O bailarino Marcelo Mourão Gomes passou poucos anos em Manaus, onde nasceu. Aos cinco anos, foi morar no Rio de Janeiro, onde calçou as sapatilhas de balé pela primeira vez. Foi uma questão de tempo para que se destacasse a ponto de ir morar em Boca Raton, na Flórida, onde estudou no Harid Conservatory. Ainda na adolescência, foi reconhecido no Festival de Inverno, no Brasil, e ganhou o Hope Prize em Lausanne, na Suíça.
Em 1997, entrou para o corpo de baile de uma das companhias mais importantes do mundo da dança, o American Ballet Theatre (ABT). Depois de três anos, foi promovido a solista e, há mais de uma década, brilha como o primeiro bailarino do ABT. Apesar de ter se estabelecido em Nova York, onde fica a companhia, e de ter vivido apenas cinco anos em Manaus, Mourão garante que não esquece as raízes. “Saí bem cedo de Manaus, mas tenho muitas lembranças daquele tempo com a minha família em casa, correndo no meio de grandes festas ou indo para o meu colégio”, lembra.
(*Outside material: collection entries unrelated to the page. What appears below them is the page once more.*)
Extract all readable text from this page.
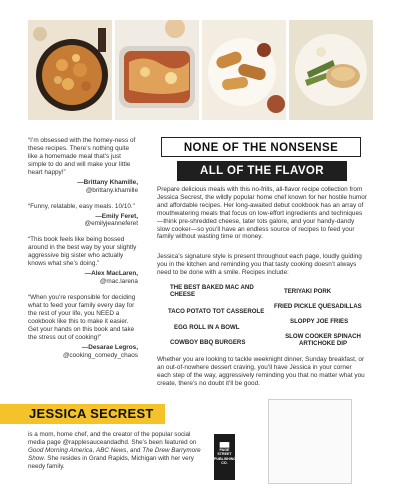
“I’m obsessed with the homey-ness of these recipes. There’s nothing quite like a homemade meal that’s just simple to do and will make your little heart happy!”

—Brittany Khamille,
@brittany.khamille

“Funny, relatable, easy meals. 10/10.”

—Emily Feret,
@emilyjeanneferet

“This book feels like being bossed around in the best way by your slightly aggressive big sister who actually knows what she’s doing.”

—Alex MacLaren,
@mac.larena

“When you’re responsible for deciding what to feed your family every day for the rest of your life, you NEED a cookbook like this to make it easier. Get your hands on this book and take the stress out of cooking!”

—Desarae Legros,
@cooking_comedy_chaos
NONE OF THE NONSENSE
ALL OF THE FLAVOR

Prepare delicious meals with this no-frills, all-flavor recipe collection from Jessica Secrest, the wildly popular home chef known for her hostile humor and affordable recipes. Her long-awaited debut cookbook has an array of mouthwatering meals that focus on low-effort ingredients and techniques—think pre-shredded cheese, tater tots galore, and your handy-dandy slow cooker—so you’ll have an endless source of recipes to feed your family without wasting time or money.

Jessica’s signature style is present throughout each page, loudly guiding you in the kitchen and reminding you that tasty cooking doesn’t always need to be done with a smile. Recipes include:

THE BEST BAKED MAC AND CHEESE	TERIYAKI PORK
TACO POTATO TOT CASSEROLE
FRIED PICKLE QUESADILLAS
EGG ROLL IN A BOWL
SLOPPY JOE FRIES
COWBOY BBQ BURGERS
SLOW COOKER SPINACH ARTICHOKE DIP

Whether you are looking to tackle weeknight dinner, Sunday breakfast, or an out-of-nowhere dessert craving, you’ll have Jessica in your corner each step of the way, aggressively reminding you that no matter what you create, there’s no doubt it’ll be good.

JESSICA SECREST

is a mom, home chef, and the creator of the popular social media page @rapplesauceandadhd. She’s been featured on Good Morning America, ABC News, and The Drew Barrymore Show. She resides in Grand Rapids, Michigan with her very needy family.

▆▆
PAGE STREET
PUBLISHING CO.
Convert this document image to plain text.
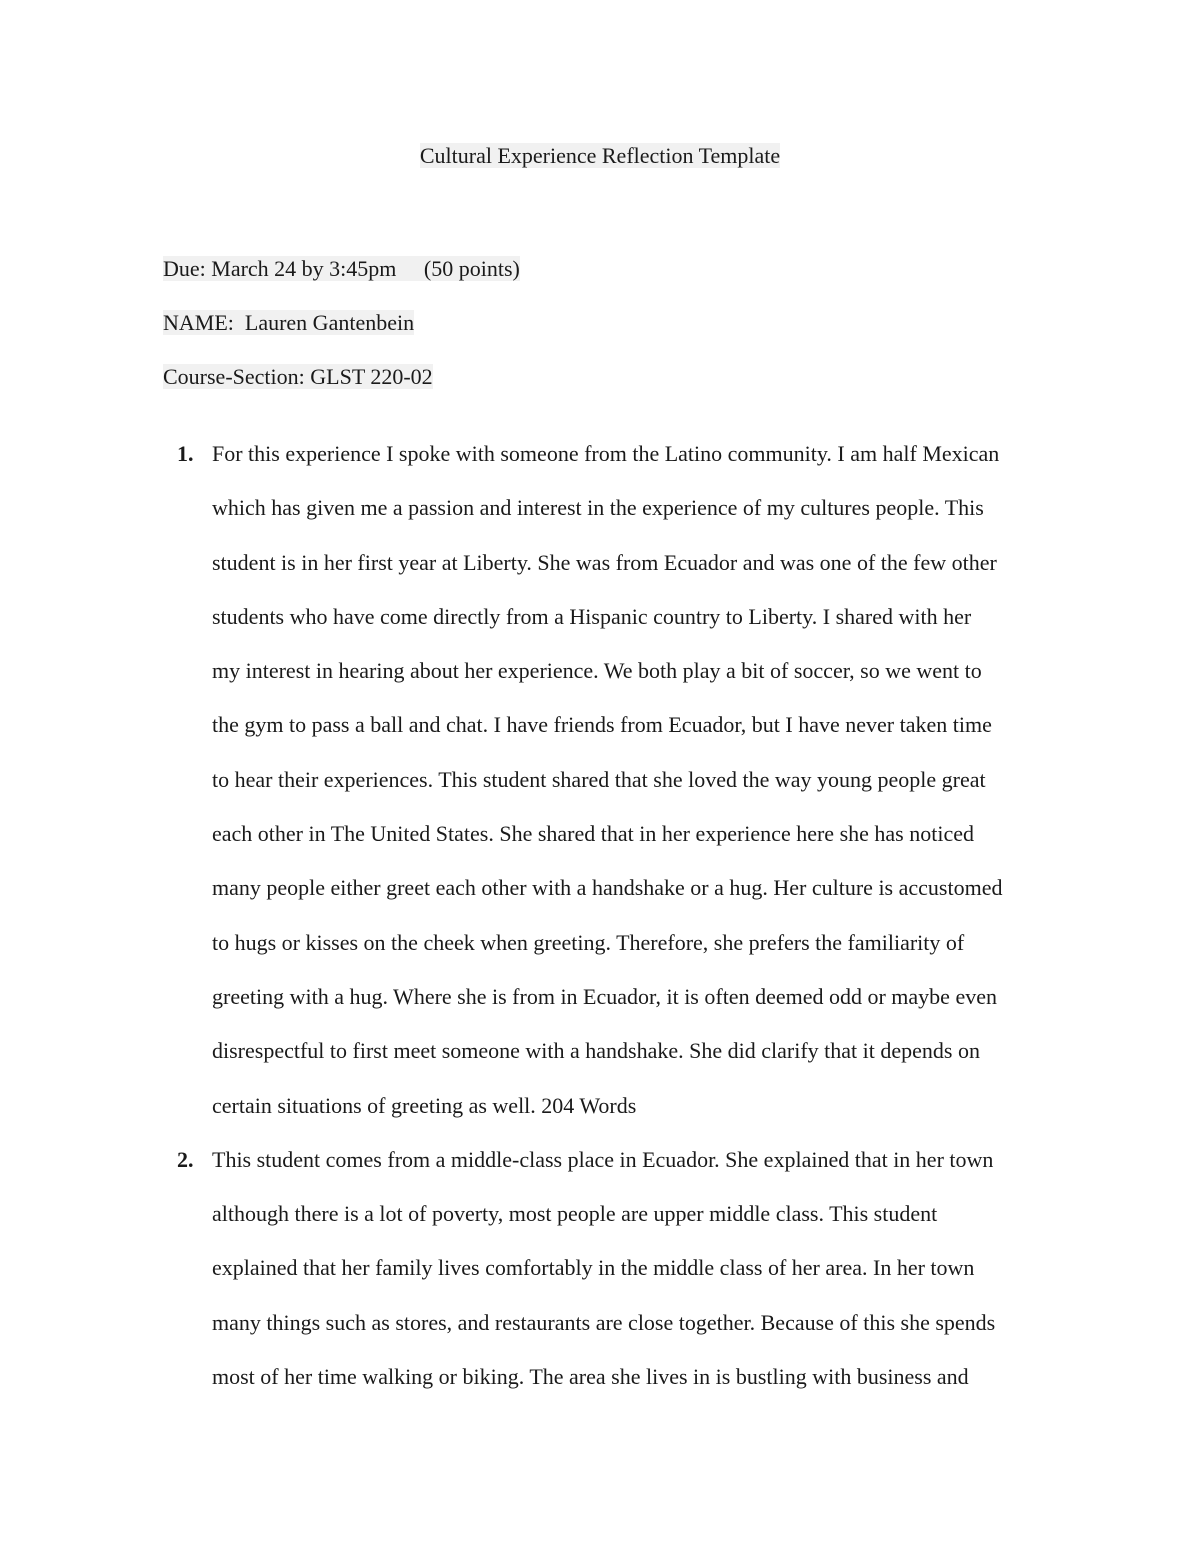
Cultural Experience Reflection Template

Due: March 24 by 3:45pm     (50 points)

NAME:  Lauren Gantenbein

Course-Section: GLST 220-02

1. For this experience I spoke with someone from the Latino community. I am half Mexican
which has given me a passion and interest in the experience of my cultures people. This
student is in her first year at Liberty. She was from Ecuador and was one of the few other
students who have come directly from a Hispanic country to Liberty. I shared with her
my interest in hearing about her experience. We both play a bit of soccer, so we went to
the gym to pass a ball and chat. I have friends from Ecuador, but I have never taken time
to hear their experiences. This student shared that she loved the way young people great
each other in The United States. She shared that in her experience here she has noticed
many people either greet each other with a handshake or a hug. Her culture is accustomed
to hugs or kisses on the cheek when greeting. Therefore, she prefers the familiarity of
greeting with a hug. Where she is from in Ecuador, it is often deemed odd or maybe even
disrespectful to first meet someone with a handshake. She did clarify that it depends on
certain situations of greeting as well. 204 Words
2. This student comes from a middle-class place in Ecuador. She explained that in her town
although there is a lot of poverty, most people are upper middle class. This student
explained that her family lives comfortably in the middle class of her area. In her town
many things such as stores, and restaurants are close together. Because of this she spends
most of her time walking or biking. The area she lives in is bustling with business and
Ao G1, o bailarino conta que cada visita a Manaus serve como uma verdadeira viagem por um túnel do tempo sensorial. “Sinto saudades da minha família, das pessoas, das comidas e sabores. Quando passo de visita, é só comer algo do Amazonas que o cérebro faz uma grande viagem ao passado para quando eu tinha 5 anos de idade. Essa conexão com os cheiros e sabores é impressionante para mim”, confessa.
Agora um amazonense nova-iorquino, Mourão reconhece que teve que se ajustar à cultura norte-americana. Mas se o sucesso que obteve desde que se tornou primeiro bailarino do ABT, em 2002, serve como parâmetro, já dá para dizer que ele está mais que adaptado aos costumes da terra do Tio Sam. Nos últimos anos, ele teve a chance de conhecer o presidente dos EUA, Barack Obama, e de se apresentar durante um tributo à coreógrafa Twyla Tharp no Kennedy Center Honors, um dos eventos mais importantes do cenário cultural norte-americano.
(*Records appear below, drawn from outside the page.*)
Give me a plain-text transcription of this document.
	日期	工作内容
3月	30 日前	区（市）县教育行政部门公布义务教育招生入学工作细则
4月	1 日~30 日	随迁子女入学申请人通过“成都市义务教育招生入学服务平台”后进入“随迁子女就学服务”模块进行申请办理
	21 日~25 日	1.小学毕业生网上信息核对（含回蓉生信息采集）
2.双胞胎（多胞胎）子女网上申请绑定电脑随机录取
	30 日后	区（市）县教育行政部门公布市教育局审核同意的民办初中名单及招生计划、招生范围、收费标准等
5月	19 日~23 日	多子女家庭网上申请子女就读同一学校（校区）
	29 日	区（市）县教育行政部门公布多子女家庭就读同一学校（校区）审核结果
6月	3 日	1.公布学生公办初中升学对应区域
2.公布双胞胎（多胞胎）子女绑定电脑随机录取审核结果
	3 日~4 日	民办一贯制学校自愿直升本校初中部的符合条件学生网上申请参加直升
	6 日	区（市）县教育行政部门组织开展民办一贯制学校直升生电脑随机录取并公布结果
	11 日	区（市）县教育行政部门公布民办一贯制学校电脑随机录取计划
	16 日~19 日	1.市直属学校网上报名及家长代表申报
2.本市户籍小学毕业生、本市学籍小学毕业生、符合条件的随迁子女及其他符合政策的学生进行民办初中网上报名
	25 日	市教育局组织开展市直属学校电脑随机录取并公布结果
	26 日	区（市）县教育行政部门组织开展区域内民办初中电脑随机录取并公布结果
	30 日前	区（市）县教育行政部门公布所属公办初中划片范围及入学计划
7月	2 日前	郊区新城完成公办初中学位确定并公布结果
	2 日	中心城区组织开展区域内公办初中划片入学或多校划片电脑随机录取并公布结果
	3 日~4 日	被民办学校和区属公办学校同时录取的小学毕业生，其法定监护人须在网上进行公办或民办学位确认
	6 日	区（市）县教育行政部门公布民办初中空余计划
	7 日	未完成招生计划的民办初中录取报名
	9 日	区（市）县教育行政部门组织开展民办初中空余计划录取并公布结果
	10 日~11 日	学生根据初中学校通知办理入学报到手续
Mas, se nos Estados Unidos Mourão participa de homenagens a artistas veteranos, quando vem a Manaus ele é o centro das atenções. Em 2008, teve sua história contada pela escola de samba manauense Balaku Blaku e, no ano seguinte, foi presidente de honra do Festival Amazonas de Dança no Teatro Amazonas, onde dançou várias vezes. "Eu tenho uma linda relação com a minha terra natal. Ter sido enredo de escola de samba e dançar no Teatro me aproximou mais das pessoas. Quando me apresento aí é como se estivesse dançando para toda a cidade. Claro que dá um nervoso, mas quando piso no palco e sinto a energia do público eu me sinto completamente bem-vindo e estão todos ali para passar uma experiência e não para julgar. É assim que a arte deve ser", resume.
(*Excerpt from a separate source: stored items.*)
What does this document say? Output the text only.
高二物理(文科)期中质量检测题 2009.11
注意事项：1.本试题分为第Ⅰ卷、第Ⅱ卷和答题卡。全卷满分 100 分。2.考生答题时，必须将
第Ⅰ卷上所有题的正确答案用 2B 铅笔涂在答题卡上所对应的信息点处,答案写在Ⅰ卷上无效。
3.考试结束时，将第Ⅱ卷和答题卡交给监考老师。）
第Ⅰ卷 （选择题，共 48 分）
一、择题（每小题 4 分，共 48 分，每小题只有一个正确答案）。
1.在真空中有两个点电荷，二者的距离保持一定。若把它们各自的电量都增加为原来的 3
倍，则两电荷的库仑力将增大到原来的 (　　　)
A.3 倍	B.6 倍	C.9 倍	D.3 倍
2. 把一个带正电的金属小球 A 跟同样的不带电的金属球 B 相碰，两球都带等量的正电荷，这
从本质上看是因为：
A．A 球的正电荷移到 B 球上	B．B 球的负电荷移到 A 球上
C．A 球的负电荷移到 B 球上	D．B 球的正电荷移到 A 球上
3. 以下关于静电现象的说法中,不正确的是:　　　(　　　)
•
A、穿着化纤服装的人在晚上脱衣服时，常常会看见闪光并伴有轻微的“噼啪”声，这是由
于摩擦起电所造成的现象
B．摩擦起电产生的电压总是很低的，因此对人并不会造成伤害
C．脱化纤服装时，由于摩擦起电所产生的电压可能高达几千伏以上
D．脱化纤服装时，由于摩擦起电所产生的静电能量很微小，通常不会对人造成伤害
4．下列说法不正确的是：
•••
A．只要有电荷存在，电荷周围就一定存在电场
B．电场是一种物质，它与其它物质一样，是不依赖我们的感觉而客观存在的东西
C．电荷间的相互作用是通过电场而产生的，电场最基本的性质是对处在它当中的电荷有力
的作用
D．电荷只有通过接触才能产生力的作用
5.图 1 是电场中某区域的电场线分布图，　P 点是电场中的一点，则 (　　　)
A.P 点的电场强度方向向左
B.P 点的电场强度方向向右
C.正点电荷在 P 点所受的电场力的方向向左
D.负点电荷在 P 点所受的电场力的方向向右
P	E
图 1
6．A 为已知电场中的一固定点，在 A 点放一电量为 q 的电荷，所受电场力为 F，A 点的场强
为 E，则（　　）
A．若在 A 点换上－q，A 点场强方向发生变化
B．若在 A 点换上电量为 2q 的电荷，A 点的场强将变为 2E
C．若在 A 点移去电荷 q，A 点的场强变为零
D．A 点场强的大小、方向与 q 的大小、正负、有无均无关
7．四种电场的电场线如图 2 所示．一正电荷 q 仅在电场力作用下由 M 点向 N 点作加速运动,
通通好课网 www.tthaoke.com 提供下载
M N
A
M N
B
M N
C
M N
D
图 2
Um dos nomes mais reconhecidos no mundo elitista da dança, Mourão tem em seu currículo papéis como o príncipe de Cinderela, Albrechet em Giselle e o personagem-título de Othello, entre outros. "O mundo da dança é bem pequeno e seletivo, mas, quando estou em Manaus, um pequeno sorriso de reconhecimento no rosto de uma pessoa que eu não conheço, caminhando no shopping, em um restaurante, me alegra muito! Saber que um bailarino e a dança podem alcançar a todos na minha terra natal é como se fosse um grande aplauso, não só para mim, mas para todos os artistas da cidade também", conclui.